Once you tally your total annual expenses – let’s say $12,000 – you need to estimate the percentage of time your vehicle is used for Uber and/or Lyft. The formula is: Uber/Lyft miles divided by total yearly miles. If you drove 24,000 Uber and/or Lyft miles and 30,000 total miles, your percentage would be 80%.
Then, plug your numbers into this equation to find out your deduction: total expenses ($12,000) times business-use percentage (.80). Your deduction would be $9,600.
Which tracking system should you choose? If you drive considerably and carry few expenses, standard mileage is the way to go. On the other hand, the higher your operating costs, the higher your deduction. So, in this case, pick the actual costs method.

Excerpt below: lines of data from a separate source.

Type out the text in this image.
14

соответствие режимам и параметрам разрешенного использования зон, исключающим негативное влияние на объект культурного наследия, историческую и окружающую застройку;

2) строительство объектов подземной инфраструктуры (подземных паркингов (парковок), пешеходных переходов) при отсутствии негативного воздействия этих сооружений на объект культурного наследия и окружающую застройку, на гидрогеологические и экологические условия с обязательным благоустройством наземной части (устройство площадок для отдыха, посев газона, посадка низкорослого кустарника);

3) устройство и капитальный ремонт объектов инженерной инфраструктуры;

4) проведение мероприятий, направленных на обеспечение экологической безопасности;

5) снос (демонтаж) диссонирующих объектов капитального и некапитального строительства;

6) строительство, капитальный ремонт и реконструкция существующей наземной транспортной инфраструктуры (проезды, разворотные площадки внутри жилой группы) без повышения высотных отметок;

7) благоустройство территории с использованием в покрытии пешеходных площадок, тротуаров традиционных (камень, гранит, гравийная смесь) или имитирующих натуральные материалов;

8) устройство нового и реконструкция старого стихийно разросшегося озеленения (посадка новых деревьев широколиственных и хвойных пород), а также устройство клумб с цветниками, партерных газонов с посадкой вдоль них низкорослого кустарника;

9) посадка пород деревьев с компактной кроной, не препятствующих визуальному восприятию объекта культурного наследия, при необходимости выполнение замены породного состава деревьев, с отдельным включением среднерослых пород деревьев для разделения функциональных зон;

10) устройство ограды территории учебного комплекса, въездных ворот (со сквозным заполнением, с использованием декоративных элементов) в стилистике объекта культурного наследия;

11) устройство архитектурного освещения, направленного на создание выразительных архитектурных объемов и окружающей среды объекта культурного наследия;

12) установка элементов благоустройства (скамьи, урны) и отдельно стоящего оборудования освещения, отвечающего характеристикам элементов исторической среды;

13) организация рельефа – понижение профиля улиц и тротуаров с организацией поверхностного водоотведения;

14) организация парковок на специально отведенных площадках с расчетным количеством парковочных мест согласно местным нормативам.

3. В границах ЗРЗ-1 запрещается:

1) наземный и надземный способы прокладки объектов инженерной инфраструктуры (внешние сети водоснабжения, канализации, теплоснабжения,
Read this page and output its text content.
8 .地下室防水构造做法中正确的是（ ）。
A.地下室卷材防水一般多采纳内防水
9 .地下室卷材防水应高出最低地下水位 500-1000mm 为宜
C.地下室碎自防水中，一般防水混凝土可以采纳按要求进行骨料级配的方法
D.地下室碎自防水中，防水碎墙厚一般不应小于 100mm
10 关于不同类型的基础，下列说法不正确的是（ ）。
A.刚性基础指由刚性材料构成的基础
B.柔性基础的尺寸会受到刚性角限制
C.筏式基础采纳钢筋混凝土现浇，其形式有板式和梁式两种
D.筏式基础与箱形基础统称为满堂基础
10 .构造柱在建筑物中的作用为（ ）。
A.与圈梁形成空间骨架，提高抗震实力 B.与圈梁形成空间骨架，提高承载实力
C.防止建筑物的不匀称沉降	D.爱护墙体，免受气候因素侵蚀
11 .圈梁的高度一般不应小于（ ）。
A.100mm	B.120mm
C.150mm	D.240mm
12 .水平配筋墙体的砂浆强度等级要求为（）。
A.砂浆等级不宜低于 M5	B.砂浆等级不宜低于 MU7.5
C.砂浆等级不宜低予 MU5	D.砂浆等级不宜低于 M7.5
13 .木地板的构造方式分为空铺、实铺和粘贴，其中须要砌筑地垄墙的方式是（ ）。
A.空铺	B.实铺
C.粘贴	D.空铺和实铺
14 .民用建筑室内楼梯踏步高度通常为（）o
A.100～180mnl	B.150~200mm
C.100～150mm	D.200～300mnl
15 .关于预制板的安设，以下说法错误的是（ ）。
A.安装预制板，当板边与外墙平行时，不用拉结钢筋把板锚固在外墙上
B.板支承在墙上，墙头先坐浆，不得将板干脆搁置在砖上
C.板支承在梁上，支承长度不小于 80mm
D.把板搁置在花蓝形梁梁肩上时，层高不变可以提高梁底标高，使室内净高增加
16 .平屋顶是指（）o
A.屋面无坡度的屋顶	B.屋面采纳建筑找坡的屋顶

Whether you choose a Limited Liability Company (LLC) or an S-corporation, incorporating yourself as an independent contractor comes with several perks. It reduces your chances of a tax audit, boosts credibility and guarantees additional tax deductions.
The most crucial reason to incorporate, though, is protection. Let’s say you get into an accident while driving a passenger to his or her destination. If the passenger received any injuries, court will most likely be the next time you see him or her. However, if you’re incorporated, the injured passenger would be suing you as a corporation, not as an individual. Incorporating yourself acts a safeguard for your personal assets, which includes tangibles such as your home and savings account.